I dreamed about them the other night; not dandelions – wedding bouquets. I dreamed I had thousands of sweetpeas scattered around me. I was sitting on the floor and weaving them into wreaths to be hung from the bridesmaids arms. No bride featured in my dreams, but the bevy of bridesmaids were wicked little vixen who kept unraveling my wreaths as I wove them.


Too much cheese before bed, perhaps; but it did put me in mind of weddings for days and I went, on a whim, to the wooden box I started filling when my daughter was born, one which I’ve been filling with special things to give my daughter when she marries one day. The first item I lifted from the box hit me like a blow to the solar plexus; I lifted the fine fabric to my face and caught the smell of the sprigs of rosemary and lavender I’d placed in the box to guard against fishmoths.


A French tablecloth, used only once – and on that one occasion as a shawl. The story of the day it was given to me is a perfect metaphor for how we never know what turns our lives will take.

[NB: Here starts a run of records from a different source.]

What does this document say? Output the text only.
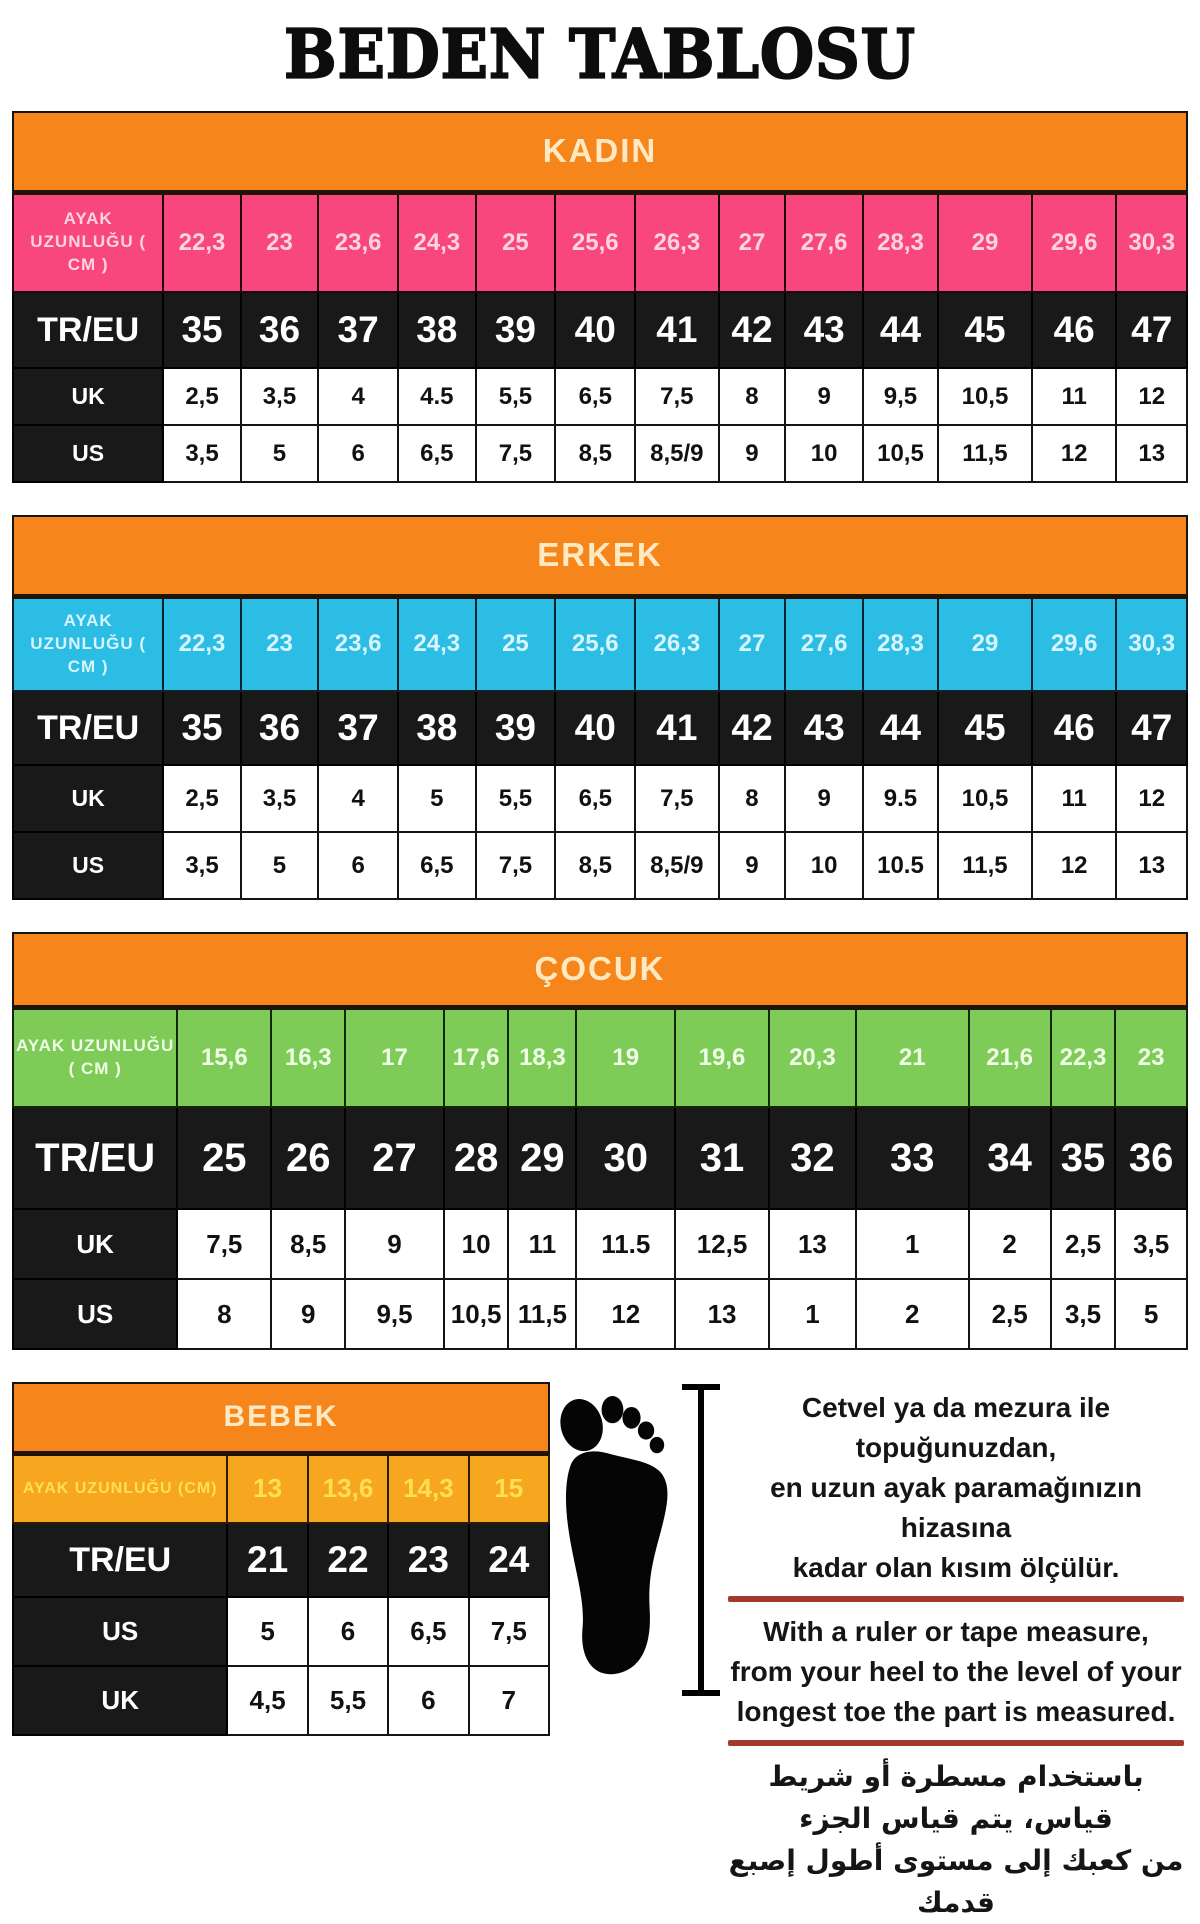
BEDEN TABLOSU
KADIN													
AYAK UZUNLUĞU ( CM )	22,3	23	23,6	24,3	25	25,6	26,3	27	27,6	28,3	29	29,6	30,3
TR/EU	35	36	37	38	39	40	41	42	43	44	45	46	47
UK	2,5	3,5	4	4.5	5,5	6,5	7,5	8	9	9,5	10,5	11	12
US	3,5	5	6	6,5	7,5	8,5	8,5/9	9	10	10,5	11,5	12	13
ERKEK													
AYAK UZUNLUĞU ( CM )	22,3	23	23,6	24,3	25	25,6	26,3	27	27,6	28,3	29	29,6	30,3
TR/EU	35	36	37	38	39	40	41	42	43	44	45	46	47
UK	2,5	3,5	4	5	5,5	6,5	7,5	8	9	9.5	10,5	11	12
US	3,5	5	6	6,5	7,5	8,5	8,5/9	9	10	10.5	11,5	12	13
ÇOCUK												
AYAK UZUNLUĞU ( CM )	15,6	16,3	17	17,6	18,3	19	19,6	20,3	21	21,6	22,3	23
TR/EU	25	26	27	28	29	30	31	32	33	34	35	36
UK	7,5	8,5	9	10	11	11.5	12,5	13	1	2	2,5	3,5
US	8	9	9,5	10,5	11,5	12	13	1	2	2,5	3,5	5
BEBEK				
AYAK UZUNLUĞU (CM)	13	13,6	14,3	15
TR/EU	21	22	23	24
US	5	6	6,5	7,5
UK	4,5	5,5	6	7

Cetvel ya da mezura ile topuğunuzdan,

en uzun ayak paramağınızın hizasına

kadar olan kısım ölçülür.

With a ruler or tape measure,

from your heel to the level of your

longest toe the part is measured.

باستخدام مسطرة أو شريط قياس، يتم قياس الجزء

من كعبك إلى مستوى أطول إصبع قدمك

We’d taken a trip to the small Western Cape town, Franschhoek*, to attend the annual Food & Wine festival; planning a picnic of goods procured from the many stalls available. The day had dawned glorious and full of promise. I dressed myself and my toddler in light summer frocks. We picked up friends along the way and that was when we got the first inkling that things may not turn out sunny through the day, for it was obvious from their stony silence that this couple were in the midst of a quarrel.
Still, we trawled the beautiful historic town and made our purchases of bread, olives, cheese and wine and made our way to a spot of grass under an ancient tree.
And then the weather changed. Clouds loomed and a nasty little wind started blowing. My baby clung to me for warmth, while I tried to bring some cheer to the icy atmosphere between our friends. My husband, seeing that the child and I were both getting very cold, set off from one end of the town to the other in search of a clothing shop where he could buy a sweater or a poncho to keep us warm.
As is wont to happen in small towns, all the shops had closed because of the festival. The poor man walked and walked, until he came upon a stall inside the festival grounds: someone was selling authentic French kitchen bric-a-brac. Displayed amongst this woman’s wares was a tablecloth of the finest French linen; cream with the traditional burgundy embroidered edges. It cost the very earth he said when he returned and draped it around me and my child. I was, and remain, deeply impressed by his concern and generosity.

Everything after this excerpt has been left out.